Camelôs, vendedores ambulantes e trabalhadores informais se reuniram novamente no sábado, 19 de julho, em frente ao Hotel Fasano, localizado em Ipanema, para promover mais um protesto contra o programa Tolerância Zero, iniciativa da Prefeitura do Rio de Janeiro que intensificou a fiscalização do comércio ambulante na orla da zona sul da cidade.
Essa manifestação marcou o quarto ato consecutivo dos ambulantes na semana, ocorrendo um dia após o Ministério Público Federal (MPF) solicitar judicialmente a suspensão do programa.
Com o uso de panelas, apitos, tambores e entoando gritos como "Unidos podemos trabalhar", os trabalhadores ambulantes buscaram dar visibilidade ao que classificam como uma criminalização da sua atividade e reivindicaram a abertura de um canal de negociação com a administração municipal.
A coordenadora do Movimento Unido dos Camelôs (Muca), Maria de Lourdes do Carmo, conhecida como Maria dos Camelôs, afirmou que as mobilizações persistirão enquanto não houver diálogo com o poder público.
"Vai ter ato todos os dias. As pessoas já estão se organizando para voltar às ruas. Esse é o quarto dia seguido de manifestação, além da mobilização da semana passada. A gente não vai abaixar a cabeça diante da criminalização que estão fazendo com a categoria", declarou.

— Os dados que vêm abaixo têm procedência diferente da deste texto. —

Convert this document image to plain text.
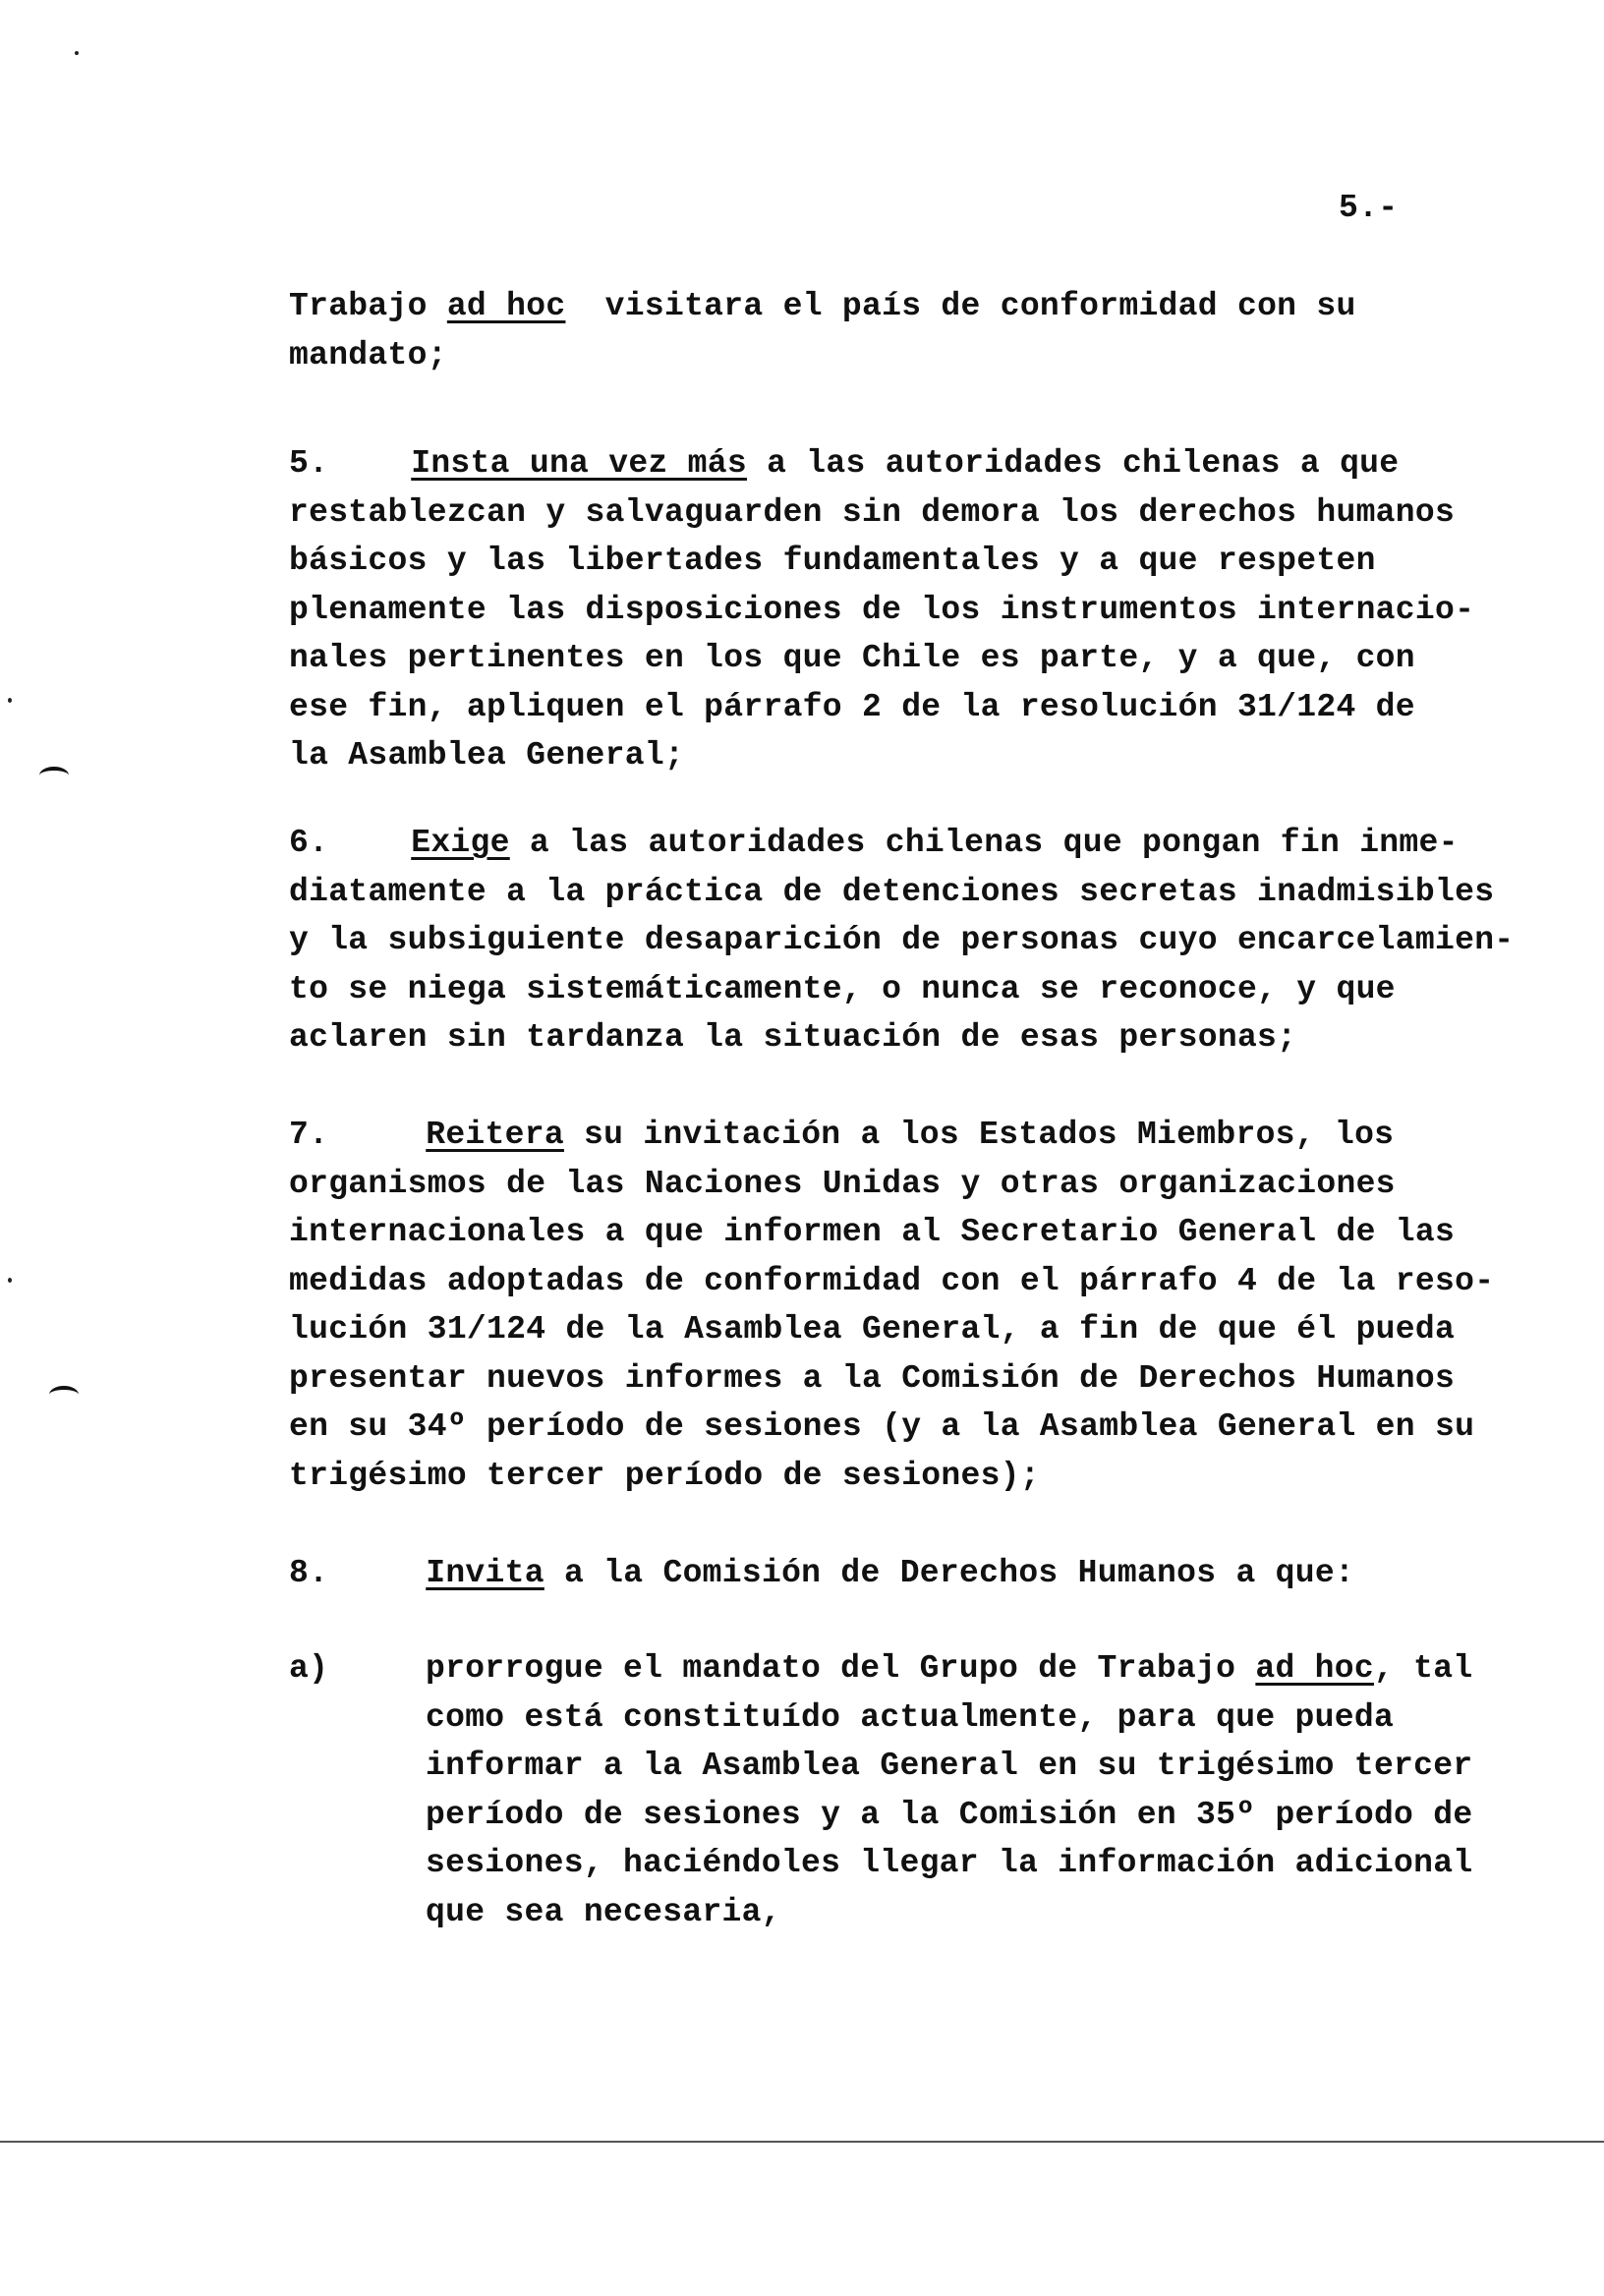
5.-
Trabajo ad hoc  visitara el país de conformidad con su
mandato;
5.	Insta una vez más a las autoridades chilenas a que
restablezcan y salvaguarden sin demora los derechos humanos
básicos y las libertades fundamentales y a que respeten
plenamente las disposiciones de los instrumentos internacio-
nales pertinentes en los que Chile es parte, y a que, con
ese fin, apliquen el párrafo 2 de la resolución 31/124 de
la Asamblea General;
6.	Exige a las autoridades chilenas que pongan fin inme-
diatamente a la práctica de detenciones secretas inadmisibles
y la subsiguiente desaparición de personas cuyo encarcelamien-
to se niega sistemáticamente, o nunca se reconoce, y que
aclaren sin tardanza la situación de esas personas;
7.	Reitera su invitación a los Estados Miembros, los
organismos de las Naciones Unidas y otras organizaciones
internacionales a que informen al Secretario General de las
medidas adoptadas de conformidad con el párrafo 4 de la reso-
lución 31/124 de la Asamblea General, a fin de que él pueda
presentar nuevos informes a la Comisión de Derechos Humanos
en su 34º período de sesiones (y a la Asamblea General en su
trigésimo tercer período de sesiones);
8.	Invita a la Comisión de Derechos Humanos a que:
a)	prorrogue el mandato del Grupo de Trabajo ad hoc, tal
como está constituído actualmente, para que pueda
informar a la Asamblea General en su trigésimo tercer
período de sesiones y a la Comisión en 35º período de
sesiones, haciéndoles llegar la información adicional
que sea necesaria,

Maria ressaltou que os trabalhadores apoiam o ordenamento do comércio ambulante, porém exigem que o município faça distinção entre vendedores informais e organizações criminosas, além de avançar no processo de regularização daqueles que aguardam autorização para exercer a atividade.
Segundo ela, a reivindicação principal é o direito ao trabalho, enfatizando que enquanto são favoráveis ao combate às irregularidades, não aceitam que toda a categoria seja tratada como criminosa, especialmente considerando que muitos aguardam há anos pela licença da prefeitura.

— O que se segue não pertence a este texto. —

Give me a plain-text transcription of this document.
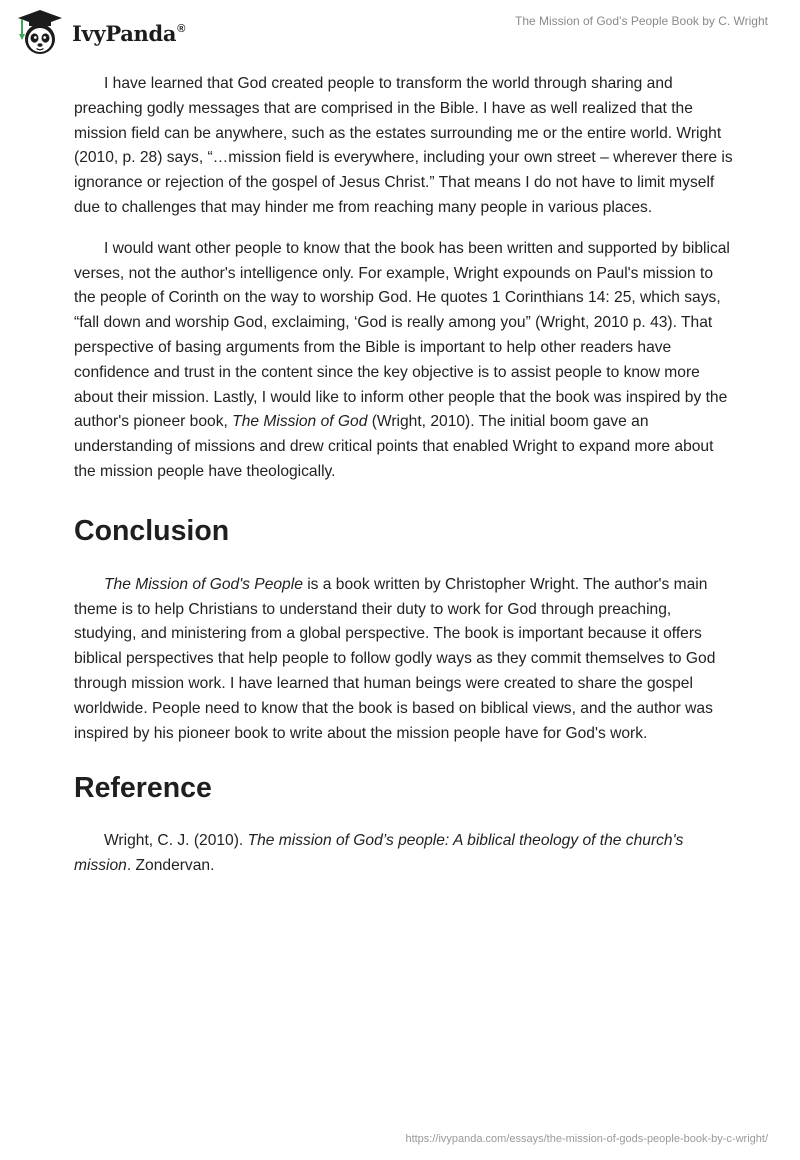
IvyPanda®
The Mission of God’s People Book by C. Wright

I have learned that God created people to transform the world through sharing and preaching godly messages that are comprised in the Bible. I have as well realized that the mission field can be anywhere, such as the estates surrounding me or the entire world. Wright (2010, p. 28) says, “…mission field is everywhere, including your own street – wherever there is ignorance or rejection of the gospel of Jesus Christ.” That means I do not have to limit myself due to challenges that may hinder me from reaching many people in various places.

I would want other people to know that the book has been written and supported by biblical verses, not the author's intelligence only. For example, Wright expounds on Paul's mission to the people of Corinth on the way to worship God. He quotes 1 Corinthians 14: 25, which says, “fall down and worship God, exclaiming, ‘God is really among you” (Wright, 2010 p. 43). That perspective of basing arguments from the Bible is important to help other readers have confidence and trust in the content since the key objective is to assist people to know more about their mission. Lastly, I would like to inform other people that the book was inspired by the author's pioneer book, The Mission of God (Wright, 2010). The initial boom gave an understanding of missions and drew critical points that enabled Wright to expand more about the mission people have theologically.

Conclusion

The Mission of God's People is a book written by Christopher Wright. The author's main theme is to help Christians to understand their duty to work for God through preaching, studying, and ministering from a global perspective. The book is important because it offers biblical perspectives that help people to follow godly ways as they commit themselves to God through mission work. I have learned that human beings were created to share the gospel worldwide. People need to know that the book is based on biblical views, and the author was inspired by his pioneer book to write about the mission people have for God's work.

Reference

Wright, C. J. (2010). The mission of God’s people: A biblical theology of the church's mission. Zondervan.

https://ivypanda.com/essays/the-mission-of-gods-people-book-by-c-wright/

Na sexta-feira, 18 de julho, o Ministério Público Federal ingressou com uma ação civil pública requerendo a imediata suspensão do programa Tolerância Zero.
O MPF argumenta que a prefeitura implementou uma política contínua de fiscalização da orla sem respeitar as normas federais que regulam a gestão das praias e dos bens da União.
Além disso, o órgão solicitou que a União e o município desenvolvam, conjuntamente, um plano que harmonize o ordenamento urbano, o enfrentamento ao crime organizado e a proteção dos direitos dos trabalhadores ambulantes.
O procurador regional adjunto dos Direitos do Cidadão, Julio Araujo, apontou que a medida foi adotada sem consulta prévia à União, sem envolver a sociedade e sem apresentar alternativas para regularizar os milhares de ambulantes que dependem dessa atividade para sua subsistência.
Em resposta à ação do MPF, o prefeito em exercício, Eduardo Cavaliere, declarou por meio de suas redes sociais que o programa continuará em vigor.
Ele classificou o pedido do Ministério Público como uma "absoluta inversão de valores" e defendeu a competência constitucional da prefeitura para atuar no ordenamento urbano e no combate às organizações criminosas que exploram ilegalmente o comércio ambulante na orla.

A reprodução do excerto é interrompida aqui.